"Membersihkan tandon air secara berkala membantu mengurangi penumpukan sedimen, biofilm, lumut, dan kotoran yang dapat memengaruhi kualitas air. Pembersihan yang benar tidak hanya berfokus pada bagian dalam tangki, tetapi juga mencakup pemeriksaan tutup, pelampung, pipa masuk, pipa keluar, dan kondisi lingkungan di sekitar tandon."
Tandon air sering dianggap sebagai tempat penyimpanan yang tidak memerlukan banyak perhatian.
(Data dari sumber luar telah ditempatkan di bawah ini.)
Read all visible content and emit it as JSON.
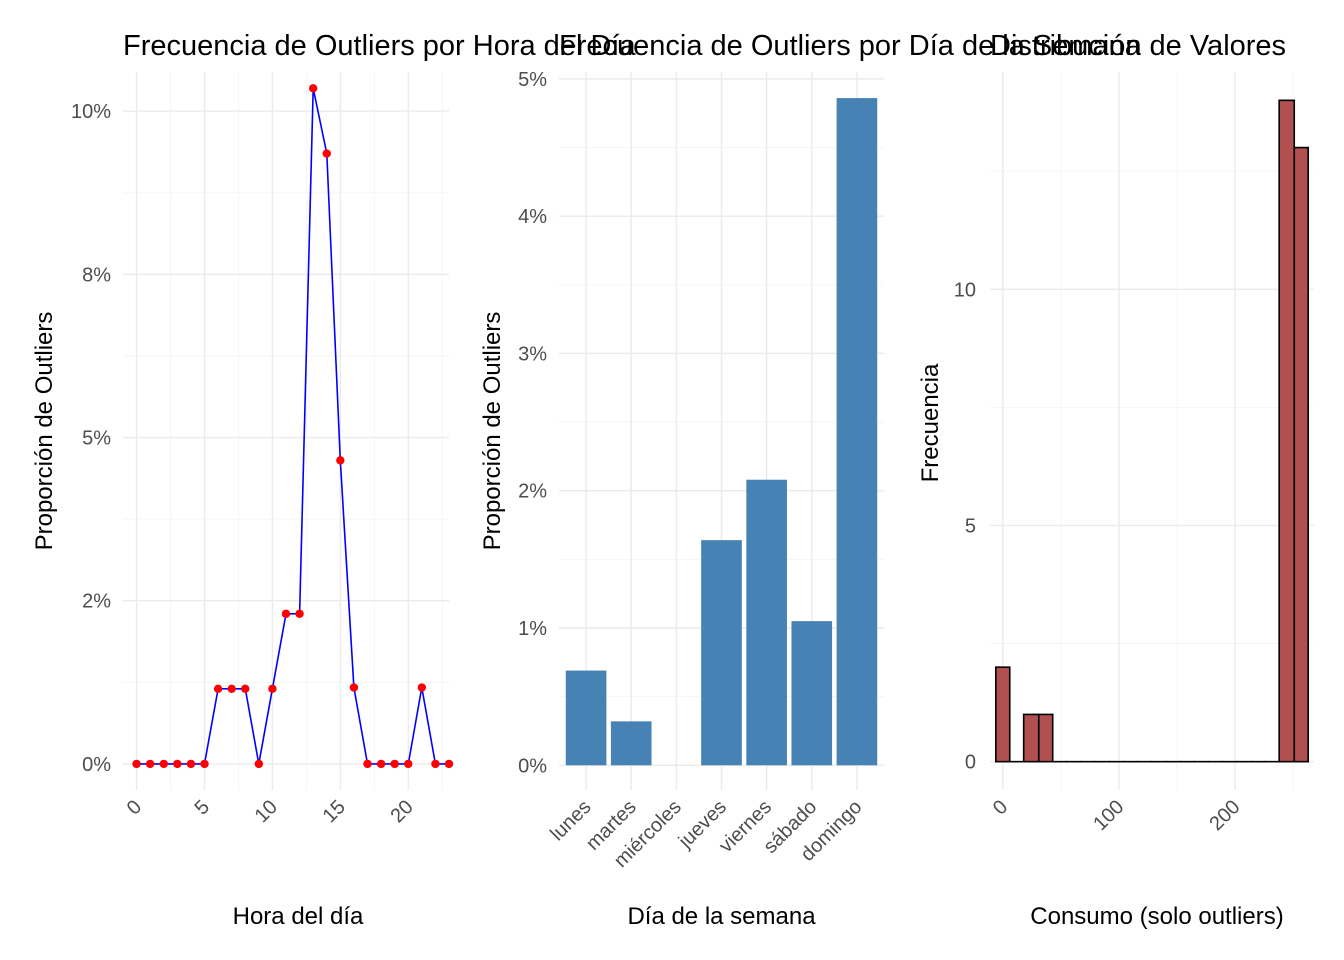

Selama air masih mengalir dan terlihat jernih, banyak pemilik rumah menganggap tandon berada dalam kondisi baik. Padahal, bagian dalam tandon dapat mengalami perubahan secara perlahan tanpa disadari.
Sedimen dari sumber air dapat mengendap di dasar tangki. Debu dapat masuk melalui penutup yang tidak rapat. Pada kondisi tertentu, dinding bagian dalam juga dapat menjadi tempat terbentuknya biofilm atau pertumbuhan lumut apabila cahaya matahari masuk ke dalam tangki.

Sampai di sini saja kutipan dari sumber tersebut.